Taxonomy Assignment to Cultured Isolates with Classifer

Hi there,

I am working on a project where we have Illumina 16S sequences (V4 and V1-V3) and also have cultured isolates.

Our goal is to determine where our cultured isolates fall in our sequencing data, so in order to keep the taxonomy assignment consistent, we are trying to use a trained classifier.

I trained the classifier with the primers we used for sequencing with Sanger sequencing, and I tried both –p-identity 0.9 and –p-identity 0.8 in the extract reads step. I used the 7 levels taxonomy, majority, from SILVA.

Regardless, we’re getting a majority of reads being assigned to D0_Bacteria, with no other taxonomic levels. When you take these same sequences and BLAST them, or run them through the SINA aligner, they have assignments down to the genus/species level.

The same feature classifier parameters worked well when used with our illumina data (different primer sets, though).
Our Sanger sequencing reads fall between the 27F and 1492R. (we sequenced either forward or backwards & reverse complemented.

Any help on why our feature classifier may be behaving this way, or alternative suggestions on how to compare the taxonomy between these sequencing sets would be greatly appreciated!

Thanks,
Claire

Hi @clairewill22,
Sorry to hear you’re running into issues!

How are you training your own classifier? can you share your command? Make sure you use the min and max length parameters with appropriate thresholds… a common issue with training SILVA classifiers specifically is that junk sequences left in SILVA (e.g., with lots of ambiguous bases) can cause hits to disparate kingdoms, causing the classifier to get confused (search “hot spring metagenome” in the forum archive for some examples!).

Also keep your eyes peeled for when the latest QIIME 2 release comes out this week, and follow-ups… the newest pre-trained classifiers may relieve some of these headaches.

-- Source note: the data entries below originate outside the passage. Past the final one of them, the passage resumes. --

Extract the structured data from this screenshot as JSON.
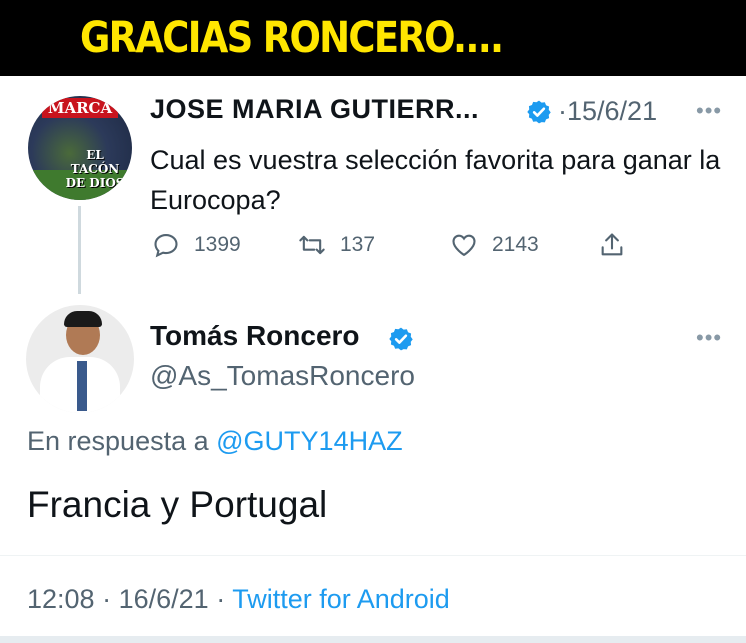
{
  "banner": {
    "title": "GRACIAS RONCERO...."
  },
  "original_tweet": {
    "avatar_text": {
      "masthead": "MARCA",
      "caption": "EL TACÓN DE DIOS"
    },
    "author_name": "JOSE MARIA GUTIERR...",
    "separator": "·",
    "date": "15/6/21",
    "more_icon": "more-horizontal-icon",
    "text": "Cual es vuestra selección favorita para ganar la Eurocopa?",
    "actions": {
      "reply_count": "1399",
      "retweet_count": "137",
      "like_count": "2143"
    }
  },
  "reply_tweet": {
    "author_name": "Tomás Roncero",
    "handle": "@As_TomasRoncero",
    "reply_prefix": "En respuesta a",
    "reply_to_handle": "@GUTY14HAZ",
    "text": "Francia y Portugal",
    "time": "12:08",
    "date": "16/6/21",
    "source": "Twitter for Android"
  },
  "colors": {
    "banner_bg": "#000000",
    "banner_text": "#ffe600",
    "verified": "#1d9bf0",
    "link": "#1d9bf0",
    "secondary_text": "#536471"
  }
}
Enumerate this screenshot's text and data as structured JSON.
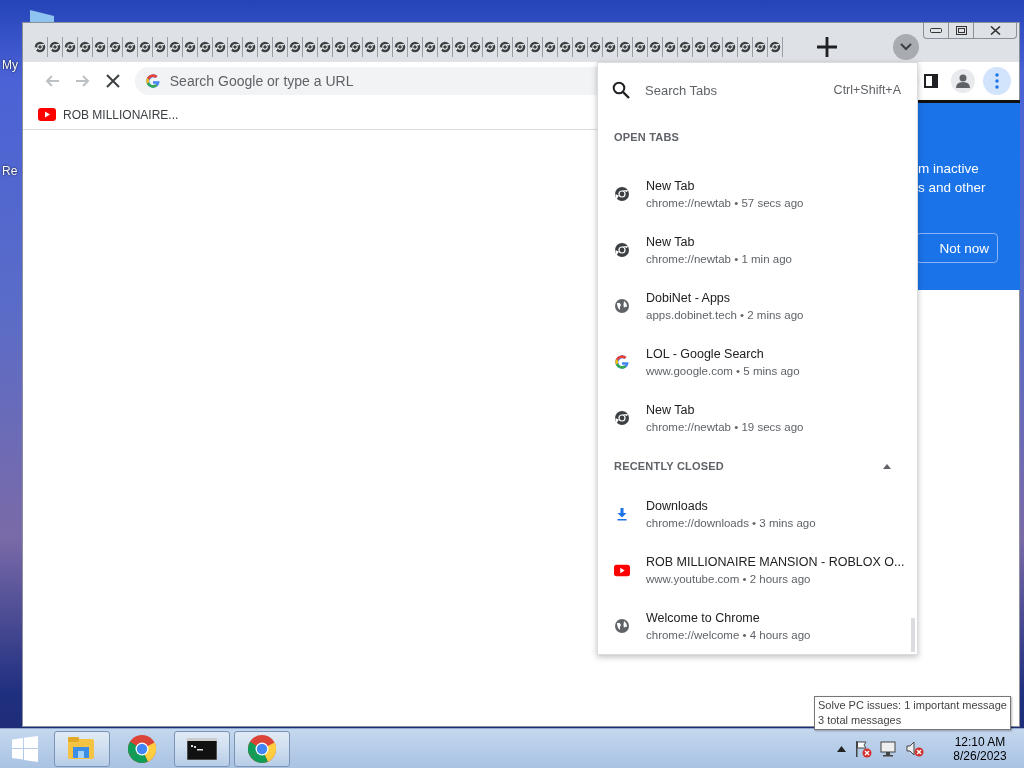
{
  "desktop": {
    "icon_labels": [
      "My",
      "Re"
    ]
  },
  "browser": {
    "tabs": [
      {
        "kind": "chrome"
      },
      {
        "kind": "chrome"
      },
      {
        "kind": "chrome"
      },
      {
        "kind": "chrome"
      },
      {
        "kind": "chrome"
      },
      {
        "kind": "chrome"
      },
      {
        "kind": "chrome"
      },
      {
        "kind": "chrome"
      },
      {
        "kind": "chrome"
      },
      {
        "kind": "chrome"
      },
      {
        "kind": "chrome"
      },
      {
        "kind": "chrome"
      },
      {
        "kind": "chrome"
      },
      {
        "kind": "chrome"
      },
      {
        "kind": "chrome"
      },
      {
        "kind": "chrome"
      },
      {
        "kind": "chrome"
      },
      {
        "kind": "chrome"
      },
      {
        "kind": "chrome"
      },
      {
        "kind": "chrome"
      },
      {
        "kind": "chrome"
      },
      {
        "kind": "chrome"
      },
      {
        "kind": "chrome"
      },
      {
        "kind": "chrome"
      },
      {
        "kind": "chrome"
      },
      {
        "kind": "chrome"
      },
      {
        "kind": "chrome"
      },
      {
        "kind": "chrome"
      },
      {
        "kind": "chrome"
      },
      {
        "kind": "chrome"
      },
      {
        "kind": "chrome"
      },
      {
        "kind": "chrome"
      },
      {
        "kind": "chrome"
      },
      {
        "kind": "chrome"
      },
      {
        "kind": "chrome"
      },
      {
        "kind": "chrome"
      },
      {
        "kind": "chrome"
      },
      {
        "kind": "chrome"
      },
      {
        "kind": "chrome"
      },
      {
        "kind": "chrome"
      },
      {
        "kind": "chrome"
      },
      {
        "kind": "chrome"
      },
      {
        "kind": "chrome"
      },
      {
        "kind": "chrome"
      },
      {
        "kind": "chrome"
      },
      {
        "kind": "chrome"
      },
      {
        "kind": "chrome"
      },
      {
        "kind": "chrome"
      },
      {
        "kind": "chrome"
      },
      {
        "kind": "chrome"
      }
    ],
    "omnibox": {
      "placeholder": "Search Google or type a URL"
    },
    "bookmarks": [
      {
        "title": "ROB MILLIONAIRE...",
        "kind": "youtube"
      }
    ],
    "promo": {
      "lines": [
        "m inactive",
        "s and other"
      ],
      "button": "Not now"
    }
  },
  "tab_search": {
    "placeholder": "Search Tabs",
    "shortcut": "Ctrl+Shift+A",
    "sections": [
      {
        "title": "OPEN TABS",
        "items": [
          {
            "title": "New Tab",
            "subtitle": "chrome://newtab • 57 secs ago",
            "kind": "chrome"
          },
          {
            "title": "New Tab",
            "subtitle": "chrome://newtab • 1 min ago",
            "kind": "chrome"
          },
          {
            "title": "DobiNet - Apps",
            "subtitle": "apps.dobinet.tech • 2 mins ago",
            "kind": "globe"
          },
          {
            "title": "LOL - Google Search",
            "subtitle": "www.google.com • 5 mins ago",
            "kind": "google"
          },
          {
            "title": "New Tab",
            "subtitle": "chrome://newtab • 19 secs ago",
            "kind": "chrome"
          }
        ]
      },
      {
        "title": "RECENTLY CLOSED",
        "expanded": true,
        "items": [
          {
            "title": "Downloads",
            "subtitle": "chrome://downloads • 3 mins ago",
            "kind": "download"
          },
          {
            "title": "ROB MILLIONAIRE MANSION - ROBLOX O...",
            "subtitle": "www.youtube.com • 2 hours ago",
            "kind": "youtube"
          },
          {
            "title": "Welcome to Chrome",
            "subtitle": "chrome://welcome • 4 hours ago",
            "kind": "globe"
          }
        ]
      }
    ]
  },
  "tooltip": {
    "lines": [
      "Solve PC issues: 1 important message",
      "3 total messages"
    ]
  },
  "taskbar": {
    "apps": [
      {
        "kind": "explorer",
        "running": true
      },
      {
        "kind": "chrome",
        "running": false
      },
      {
        "kind": "terminal",
        "running": true
      },
      {
        "kind": "chrome",
        "running": true
      }
    ],
    "clock": {
      "time": "12:10 AM",
      "date": "8/26/2023"
    }
  }
}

Finally, are the 27F/1492R primers included in your query (sanger) sequences? I’d be surprised if their inclusion is causing this issue, but it’s worth looking if the above advice does not lead to a diagnosis.

Hi @Nicholas_Bokulich,
Thanks for your response!

Here’s the commands for the classifier training:

qiime feature-classifier extract-reads
–i-sequences 99_16S_repset.qza
–p-f-primer AGAGTTTGATCCTGGCTCAG
–p-r-primer GGTTACCTTGTTAGGACTT
–o-reads ref-seqs.qza

qiime feature-classifier fit-classifier-naive-bayes
–i-reference-reads ref-seqs.qza
–i-reference-taxonomy ref-taxonomy-16S-silva-7levels.qza
–o-classifier classifier-isos-cwtrained.qza

qiime feature-classifier classify-sklearn
–i-classifier classifier-isos-cwtrained.qza
–i-reads …/rep-seqs.qza
–o-classification cw-trained-taxonomy-isolates.qza

I did not use the min and max length parameters. That’s a good suggestion as I did end up with a bunch of short ref-seqs and didn’t know how to fix this!

The parameters apply to the SILVA database sequences, right? If so, what would be a good minimum length? A bit below the min length for the target section?

Our Sanger sequences have been trimmed to remove primers – thanks for the note, though!

Bingo! The defaults are something like 100 min and 400 max (these defaults are set with short amplicon seqs in mind), so that spells bad news for a full-length classifier.

Instead of re-doing this, I recommend waiting a day or so for the new release of QIIME 2 to come out... the pre-trained full length classifier should work for you, and we prepared this database in a new way (keep your eyes peeled for the release notes for more details).

The SILVA 138 rep seqs and taxonomy formatted for QIIME 2 will also be released alongside those in case you want to train on those sequences (the SILVA website only has 132 release in QIIME-compatible formats), so keep an eye out.